在C#中使用fscrawler和NEST搜索doc的ElasticSearch文件映射

时间:2017-04-18 17:26:54

标签: c# wpf elasticsearch nest

使用fscrawler 2.3-SNAPSHOT索引文件夹“/ tmp / es”中的文档。它将它们映射为:

{
  "properties" : {
    "attachment" : {
      "type" : "binary",
      "doc_values": false
    },
    "attributes" : {
      "properties" : {
        "group" : {
          "type" : "keyword"
        },
        "owner" : {
          "type" : "keyword"
        }
      }
    },
    "content" : {
      "type" : "text"
    },
    "file" : {
      "properties" : {
        "content_type" : {
          "type" : "keyword"
        },
        "filename" : {
          "type" : "keyword"
        },
        "extension" : {
          "type" : "keyword"
        },
        "filesize" : {
          "type" : "long"
        },
        "indexed_chars" : {
          "type" : "long"
        },
        "indexing_date" : {
          "type" : "date",
          "format" : "dateOptionalTime"
        },
        "last_modified" : {
          "type" : "date",
          "format" : "dateOptionalTime"
        },
        "checksum": {
          "type": "keyword"
        },
        "url" : {
          "type" : "keyword",
          "index" : true
        }
      }
    },
    "object" : {
      "type" : "object"
    },
    "meta" : {
      "properties" : {
        "author" : {
          "type" : "text"
        },
        "date" : {
          "type" : "date",
          "format" : "dateOptionalTime"
        },
        "keywords" : {
          "type" : "text"
        },
        "title" : {
          "type" : "text"
        },
        "language" : {
          "type" : "keyword"
        }
      }
    },
    "path" : {
      "properties" : {
        "encoded" : {
          "type" : "keyword"
        },
        "real" : {
          "type" : "keyword",
          "fields": {
            "tree": {
              "type" : "text",
              "analyzer": "fscrawler_path",
              "fielddata": true
            }
          }
        },
        "root" : {
          "type" : "keyword"
        },
        "virtual" : {
          "type" : "keyword",
          "fields": {
            "tree": {
              "type" : "text",
              "analyzer": "fscrawler_path",
              "fielddata": true
            }
          }
        }
      }
    }
  }
}

现在,我想在我的C#应用​​程序中使用NEST搜索它们,我能够通过hit.source.content获取内容,但无法通过hit.source.filename获取文件名... < / p>

代码:

 var response = elasticClient.Search<documents>(s => s
                .Index("tanks")
                .Type("doc")
                .Query(q => q.QueryString(qs => qs.Query(query))));

            if (rtxSearchResult.Text != " ")
            {
                rtxSearchResult.Text = " ";

                foreach (var hit in response.Hits)
                {


                    rtxSearchResult.Text = rtxSearchResult.Text + ("Name: " + hit.Source.fileName.ToString()
                    + Environment.NewLine
                    + "Content: " + hit.Source.content.ToString()
                    + Environment.NewLine
                    + "URL: " + hit.Source.url.ToString()
                    + Environment.NewLine
                    + Environment.NewLine);
                }
            }

上面会抛出NULLException,但在我对hit.Source.urlhit.Source.filename进行评论时会运行。

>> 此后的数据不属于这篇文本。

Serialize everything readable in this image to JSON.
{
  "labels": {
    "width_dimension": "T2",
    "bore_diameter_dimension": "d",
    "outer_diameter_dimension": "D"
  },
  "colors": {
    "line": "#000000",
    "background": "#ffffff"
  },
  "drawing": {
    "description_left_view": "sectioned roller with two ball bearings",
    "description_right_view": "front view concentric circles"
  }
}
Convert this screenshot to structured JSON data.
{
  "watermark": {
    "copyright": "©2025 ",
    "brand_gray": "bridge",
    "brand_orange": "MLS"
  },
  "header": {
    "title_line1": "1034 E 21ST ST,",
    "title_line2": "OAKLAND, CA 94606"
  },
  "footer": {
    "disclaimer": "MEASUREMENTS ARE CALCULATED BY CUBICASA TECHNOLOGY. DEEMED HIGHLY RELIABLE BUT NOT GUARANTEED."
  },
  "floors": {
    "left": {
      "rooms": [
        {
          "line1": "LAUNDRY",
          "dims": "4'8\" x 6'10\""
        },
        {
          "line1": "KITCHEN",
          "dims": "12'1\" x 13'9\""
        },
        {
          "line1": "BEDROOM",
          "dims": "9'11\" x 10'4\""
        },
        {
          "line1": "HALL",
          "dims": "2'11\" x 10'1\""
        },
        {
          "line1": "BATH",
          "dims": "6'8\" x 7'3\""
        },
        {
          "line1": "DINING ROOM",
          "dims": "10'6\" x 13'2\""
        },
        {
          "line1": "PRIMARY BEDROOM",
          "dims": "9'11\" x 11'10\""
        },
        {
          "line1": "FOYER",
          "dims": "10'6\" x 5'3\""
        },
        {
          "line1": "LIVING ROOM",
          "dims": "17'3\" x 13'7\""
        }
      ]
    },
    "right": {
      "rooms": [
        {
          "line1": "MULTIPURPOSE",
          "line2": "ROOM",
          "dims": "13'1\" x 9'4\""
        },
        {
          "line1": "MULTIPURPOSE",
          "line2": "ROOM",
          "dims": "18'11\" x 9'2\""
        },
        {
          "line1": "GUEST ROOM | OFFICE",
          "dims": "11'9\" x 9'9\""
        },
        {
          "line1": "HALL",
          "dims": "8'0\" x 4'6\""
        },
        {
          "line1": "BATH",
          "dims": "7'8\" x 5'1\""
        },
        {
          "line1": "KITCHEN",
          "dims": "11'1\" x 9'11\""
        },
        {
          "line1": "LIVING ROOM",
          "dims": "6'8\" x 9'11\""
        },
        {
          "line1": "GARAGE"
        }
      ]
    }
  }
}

Kibana将文件名字段显示为file.filename,将网址显示为file.url,将内容显示为content

由于文件名嵌套在文件下,我无法检索它...请帮助在这里停留几天..

1 个答案:

答案 0 :(得分:0)

发现错误:

我的文件课是:

Class documents
{
      Public string filename { get; set; }

      Public string content { get; set; }

      Public string url { get; set; }
}

由于文件名和网址分别为file.filenamefile.url,我们需要另一个包含文件名和网址的类文件。

Class documents
{
      Public File file { get; set; }

      Public string content { get; set; }

}

Class File
{
          Public string filename { get; set; }

          Public string url { get; set; }
}

因此,我可以通过hit.Source.file.filenamehit.Source.file.url访问它们。